Monday, Aug. 17, 1931
Wightman Cup
Mrs. Dorothy C. Shepherd-Barron was captain; her civil-engineer husband accompanied the British Wightman Cup team as coach and chaperon. Mrs. Eileen Bennett Whittingstall, once the best woman tennis player in England, was still the prettiest. Dorothy Round and little Phyllis Mudford, whom no British player beat last year, had never played in the U. S. before. Betty Nuthall, plumper and more jolly than ever, was the team's No. i. They arrived in the U. S. three weeks ago, last week at Forest Hills lost the Wightman Cup to a U. S. team five matches to two.
The first day, her fingernails red and shiny as her racket strings, Helen Wills Moody played Phyllis Mudford. In a match against Mrs. Moody, almost every woman player looks as inefficient as Mrs. Moody would look if she were playing one of the top ten men. She netted one shot in the first set, played the Mudford backhand when she needed a point, won, 6-1, 6-4. Helen Jacobs has not been playing so well as usual this year; Mrs. Moody beat her 6-0, 6-0 a fortnight ago. When Helen Jacobs beat Betty Nuthall 8-6, 6-4, by steady application of chop-strokes, critics could see that Betty Nuthall's game had not improved much either, made a good guess as to what would happen the next day when she played Mrs. Moody.

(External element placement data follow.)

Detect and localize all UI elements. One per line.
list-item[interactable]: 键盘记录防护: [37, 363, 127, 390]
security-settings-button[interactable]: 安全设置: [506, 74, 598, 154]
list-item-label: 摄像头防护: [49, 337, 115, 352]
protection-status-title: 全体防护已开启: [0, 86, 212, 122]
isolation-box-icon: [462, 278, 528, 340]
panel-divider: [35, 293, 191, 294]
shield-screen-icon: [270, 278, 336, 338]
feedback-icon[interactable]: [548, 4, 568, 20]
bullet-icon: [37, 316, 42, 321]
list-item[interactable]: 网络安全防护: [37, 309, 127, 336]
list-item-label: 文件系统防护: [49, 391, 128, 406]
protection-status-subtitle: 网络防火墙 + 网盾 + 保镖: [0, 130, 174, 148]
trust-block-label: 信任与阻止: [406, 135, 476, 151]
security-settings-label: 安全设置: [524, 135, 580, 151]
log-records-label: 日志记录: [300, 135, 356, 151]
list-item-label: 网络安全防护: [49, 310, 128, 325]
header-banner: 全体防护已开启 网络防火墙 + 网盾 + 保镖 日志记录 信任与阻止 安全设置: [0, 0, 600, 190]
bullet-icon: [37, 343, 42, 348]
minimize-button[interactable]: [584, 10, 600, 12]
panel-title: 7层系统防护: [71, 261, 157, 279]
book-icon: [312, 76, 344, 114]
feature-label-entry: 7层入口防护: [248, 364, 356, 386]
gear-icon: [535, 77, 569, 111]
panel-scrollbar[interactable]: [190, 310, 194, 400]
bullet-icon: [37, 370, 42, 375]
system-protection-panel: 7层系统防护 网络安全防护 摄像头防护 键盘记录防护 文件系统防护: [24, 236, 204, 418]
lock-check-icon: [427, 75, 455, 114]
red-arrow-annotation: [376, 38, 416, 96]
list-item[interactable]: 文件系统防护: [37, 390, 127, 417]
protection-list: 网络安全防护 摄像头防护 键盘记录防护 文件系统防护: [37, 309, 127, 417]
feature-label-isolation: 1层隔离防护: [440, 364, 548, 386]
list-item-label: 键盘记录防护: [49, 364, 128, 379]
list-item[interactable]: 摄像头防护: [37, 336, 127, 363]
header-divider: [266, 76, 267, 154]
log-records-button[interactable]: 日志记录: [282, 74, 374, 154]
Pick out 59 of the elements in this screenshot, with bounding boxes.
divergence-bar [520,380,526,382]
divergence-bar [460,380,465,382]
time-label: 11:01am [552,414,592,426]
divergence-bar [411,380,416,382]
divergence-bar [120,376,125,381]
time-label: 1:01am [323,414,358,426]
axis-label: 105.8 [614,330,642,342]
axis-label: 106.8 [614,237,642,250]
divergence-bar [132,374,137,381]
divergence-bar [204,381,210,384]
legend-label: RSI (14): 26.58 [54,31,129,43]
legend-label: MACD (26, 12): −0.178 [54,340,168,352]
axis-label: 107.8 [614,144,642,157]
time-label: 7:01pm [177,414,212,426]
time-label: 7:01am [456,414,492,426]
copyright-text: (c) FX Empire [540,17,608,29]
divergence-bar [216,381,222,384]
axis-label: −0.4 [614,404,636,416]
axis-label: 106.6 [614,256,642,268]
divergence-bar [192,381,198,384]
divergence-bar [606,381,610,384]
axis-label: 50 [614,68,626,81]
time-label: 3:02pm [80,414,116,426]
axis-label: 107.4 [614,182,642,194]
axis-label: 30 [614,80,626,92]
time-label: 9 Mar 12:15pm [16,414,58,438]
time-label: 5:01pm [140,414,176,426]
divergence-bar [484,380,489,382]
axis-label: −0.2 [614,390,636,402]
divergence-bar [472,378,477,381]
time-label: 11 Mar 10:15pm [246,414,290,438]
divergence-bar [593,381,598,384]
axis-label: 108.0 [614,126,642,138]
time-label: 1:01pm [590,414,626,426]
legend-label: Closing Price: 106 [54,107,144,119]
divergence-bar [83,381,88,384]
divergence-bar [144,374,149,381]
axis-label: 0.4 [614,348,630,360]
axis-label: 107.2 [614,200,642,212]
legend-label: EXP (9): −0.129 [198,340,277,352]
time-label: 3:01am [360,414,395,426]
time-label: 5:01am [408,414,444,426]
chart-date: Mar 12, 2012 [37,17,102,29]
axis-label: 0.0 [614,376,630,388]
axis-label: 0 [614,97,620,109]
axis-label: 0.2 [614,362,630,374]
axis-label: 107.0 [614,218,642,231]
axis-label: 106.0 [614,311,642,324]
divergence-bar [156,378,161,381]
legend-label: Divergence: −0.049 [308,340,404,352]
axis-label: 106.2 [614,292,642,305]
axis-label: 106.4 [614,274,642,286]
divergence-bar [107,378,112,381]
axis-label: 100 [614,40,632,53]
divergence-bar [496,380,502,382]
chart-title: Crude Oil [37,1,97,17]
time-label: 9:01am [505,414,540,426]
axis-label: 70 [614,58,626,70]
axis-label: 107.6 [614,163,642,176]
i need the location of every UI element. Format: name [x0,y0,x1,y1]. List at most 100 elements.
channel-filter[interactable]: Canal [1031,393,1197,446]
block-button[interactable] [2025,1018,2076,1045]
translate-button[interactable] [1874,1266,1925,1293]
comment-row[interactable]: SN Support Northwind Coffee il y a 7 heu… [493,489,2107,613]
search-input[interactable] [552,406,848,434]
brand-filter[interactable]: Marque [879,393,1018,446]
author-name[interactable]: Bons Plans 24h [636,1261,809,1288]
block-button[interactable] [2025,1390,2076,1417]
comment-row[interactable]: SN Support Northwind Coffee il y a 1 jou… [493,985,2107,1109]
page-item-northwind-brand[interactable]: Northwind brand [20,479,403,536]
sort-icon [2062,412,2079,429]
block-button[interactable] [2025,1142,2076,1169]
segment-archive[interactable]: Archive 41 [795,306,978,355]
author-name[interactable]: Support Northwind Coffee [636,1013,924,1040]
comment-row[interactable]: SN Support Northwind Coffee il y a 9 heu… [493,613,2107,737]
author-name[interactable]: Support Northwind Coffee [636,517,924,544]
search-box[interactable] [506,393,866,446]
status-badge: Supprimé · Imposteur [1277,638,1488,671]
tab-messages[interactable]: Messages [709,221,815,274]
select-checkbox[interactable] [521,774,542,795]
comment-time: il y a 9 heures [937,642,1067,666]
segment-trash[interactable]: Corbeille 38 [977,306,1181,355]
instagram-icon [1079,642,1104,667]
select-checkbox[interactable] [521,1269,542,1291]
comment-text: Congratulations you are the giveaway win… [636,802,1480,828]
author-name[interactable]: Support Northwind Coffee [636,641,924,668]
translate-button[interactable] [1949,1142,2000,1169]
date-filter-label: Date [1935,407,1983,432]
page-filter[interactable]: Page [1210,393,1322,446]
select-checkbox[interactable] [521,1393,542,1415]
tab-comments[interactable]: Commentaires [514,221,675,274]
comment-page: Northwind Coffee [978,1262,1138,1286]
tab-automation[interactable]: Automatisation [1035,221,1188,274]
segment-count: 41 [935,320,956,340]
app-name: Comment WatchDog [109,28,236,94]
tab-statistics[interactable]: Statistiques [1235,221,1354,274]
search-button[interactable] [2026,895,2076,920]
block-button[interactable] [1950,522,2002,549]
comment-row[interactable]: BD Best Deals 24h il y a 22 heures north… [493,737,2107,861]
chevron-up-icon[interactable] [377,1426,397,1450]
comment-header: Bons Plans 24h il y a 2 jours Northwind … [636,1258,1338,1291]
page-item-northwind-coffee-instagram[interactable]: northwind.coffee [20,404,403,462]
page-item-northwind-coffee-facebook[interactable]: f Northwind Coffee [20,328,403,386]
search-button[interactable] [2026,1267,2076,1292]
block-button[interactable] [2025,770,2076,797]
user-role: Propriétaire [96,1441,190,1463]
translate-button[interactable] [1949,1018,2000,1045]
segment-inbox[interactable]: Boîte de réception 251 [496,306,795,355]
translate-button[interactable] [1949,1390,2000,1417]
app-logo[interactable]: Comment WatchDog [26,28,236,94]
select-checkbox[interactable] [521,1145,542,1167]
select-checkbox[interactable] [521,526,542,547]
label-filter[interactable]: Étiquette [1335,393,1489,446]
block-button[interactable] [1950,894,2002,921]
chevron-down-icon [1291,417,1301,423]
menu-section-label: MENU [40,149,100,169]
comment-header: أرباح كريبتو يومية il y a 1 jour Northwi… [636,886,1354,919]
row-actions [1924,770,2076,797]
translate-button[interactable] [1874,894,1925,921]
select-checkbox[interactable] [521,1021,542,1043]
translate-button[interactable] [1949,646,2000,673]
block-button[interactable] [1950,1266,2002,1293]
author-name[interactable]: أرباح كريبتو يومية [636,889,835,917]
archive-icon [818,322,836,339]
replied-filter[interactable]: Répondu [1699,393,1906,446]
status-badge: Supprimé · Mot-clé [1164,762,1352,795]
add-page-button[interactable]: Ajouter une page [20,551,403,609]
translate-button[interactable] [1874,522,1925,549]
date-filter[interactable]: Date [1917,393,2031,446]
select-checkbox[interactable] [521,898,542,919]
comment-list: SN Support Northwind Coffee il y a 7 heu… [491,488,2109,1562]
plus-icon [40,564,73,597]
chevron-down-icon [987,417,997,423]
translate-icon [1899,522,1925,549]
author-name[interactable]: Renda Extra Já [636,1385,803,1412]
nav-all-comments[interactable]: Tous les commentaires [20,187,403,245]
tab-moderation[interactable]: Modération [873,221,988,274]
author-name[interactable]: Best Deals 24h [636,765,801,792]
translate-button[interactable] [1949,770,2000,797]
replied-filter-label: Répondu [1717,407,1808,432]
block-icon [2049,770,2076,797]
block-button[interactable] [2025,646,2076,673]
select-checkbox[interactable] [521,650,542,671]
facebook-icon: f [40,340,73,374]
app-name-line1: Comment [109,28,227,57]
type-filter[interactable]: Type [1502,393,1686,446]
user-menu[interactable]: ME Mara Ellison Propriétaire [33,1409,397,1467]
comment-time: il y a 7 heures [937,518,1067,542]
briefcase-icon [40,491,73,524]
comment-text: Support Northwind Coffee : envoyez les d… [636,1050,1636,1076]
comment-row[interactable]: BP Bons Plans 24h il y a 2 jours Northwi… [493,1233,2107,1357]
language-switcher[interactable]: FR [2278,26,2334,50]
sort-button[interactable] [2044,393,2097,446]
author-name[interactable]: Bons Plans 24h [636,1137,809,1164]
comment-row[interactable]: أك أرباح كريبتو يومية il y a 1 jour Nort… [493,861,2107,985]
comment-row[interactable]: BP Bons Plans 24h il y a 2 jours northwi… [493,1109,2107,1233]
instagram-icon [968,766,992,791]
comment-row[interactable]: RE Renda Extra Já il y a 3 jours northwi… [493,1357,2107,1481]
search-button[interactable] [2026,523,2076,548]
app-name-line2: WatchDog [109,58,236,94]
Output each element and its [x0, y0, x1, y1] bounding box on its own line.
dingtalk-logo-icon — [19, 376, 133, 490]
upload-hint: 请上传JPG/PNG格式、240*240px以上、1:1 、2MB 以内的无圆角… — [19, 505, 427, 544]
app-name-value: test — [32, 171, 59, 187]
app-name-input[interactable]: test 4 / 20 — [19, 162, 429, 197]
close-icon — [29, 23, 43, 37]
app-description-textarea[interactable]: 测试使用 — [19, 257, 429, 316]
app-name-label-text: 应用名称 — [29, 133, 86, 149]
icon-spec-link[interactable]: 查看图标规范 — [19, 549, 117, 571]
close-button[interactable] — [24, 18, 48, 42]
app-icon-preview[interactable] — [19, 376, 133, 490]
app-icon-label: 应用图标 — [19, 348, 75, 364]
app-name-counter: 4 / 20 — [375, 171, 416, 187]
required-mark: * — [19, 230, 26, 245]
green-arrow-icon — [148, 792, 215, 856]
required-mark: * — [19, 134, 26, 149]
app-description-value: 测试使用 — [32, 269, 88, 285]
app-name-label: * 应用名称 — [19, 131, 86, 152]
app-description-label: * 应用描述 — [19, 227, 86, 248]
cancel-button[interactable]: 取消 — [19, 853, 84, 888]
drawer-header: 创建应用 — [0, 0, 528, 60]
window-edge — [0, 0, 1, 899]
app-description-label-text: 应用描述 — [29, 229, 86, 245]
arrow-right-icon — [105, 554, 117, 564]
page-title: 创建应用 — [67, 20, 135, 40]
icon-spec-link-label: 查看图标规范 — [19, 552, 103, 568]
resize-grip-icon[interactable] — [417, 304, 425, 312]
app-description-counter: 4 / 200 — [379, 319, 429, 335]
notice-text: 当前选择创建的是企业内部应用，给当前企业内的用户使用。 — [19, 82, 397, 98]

The best match of the day was the last. Mrs. Lawrence A. Harper, a slim, Indian-looking lady, like Mrs. Moody and Miss Jacobs a Californian, gave Dorothy Round a round beating--6-3, 4-6, 9-7.
The U. S. needed one more match and got it the next day when Helen Jacobs, wearing a transparent skirt and an intermittent frown, chopped and drove at Phyllis Mudford's weak backhand till she won, 6-4, 6-2. The match between Helen Moody and Betty Nuthall was nothing like the one they played in 1929, when Mrs. Moody decided the Wightman Cup series by winning 8-6, 8-6. Last week, they played more craftily, put less pace on their shots. Betty Nuthall won the first game at love, held her own till the seventh game when she made four double faults. This calamity broke the continuity of her game; she lost the set and match 6-4, 6-2.
U. S. women's doubles teams never seem to realize their potentialities. England won both doubles matches.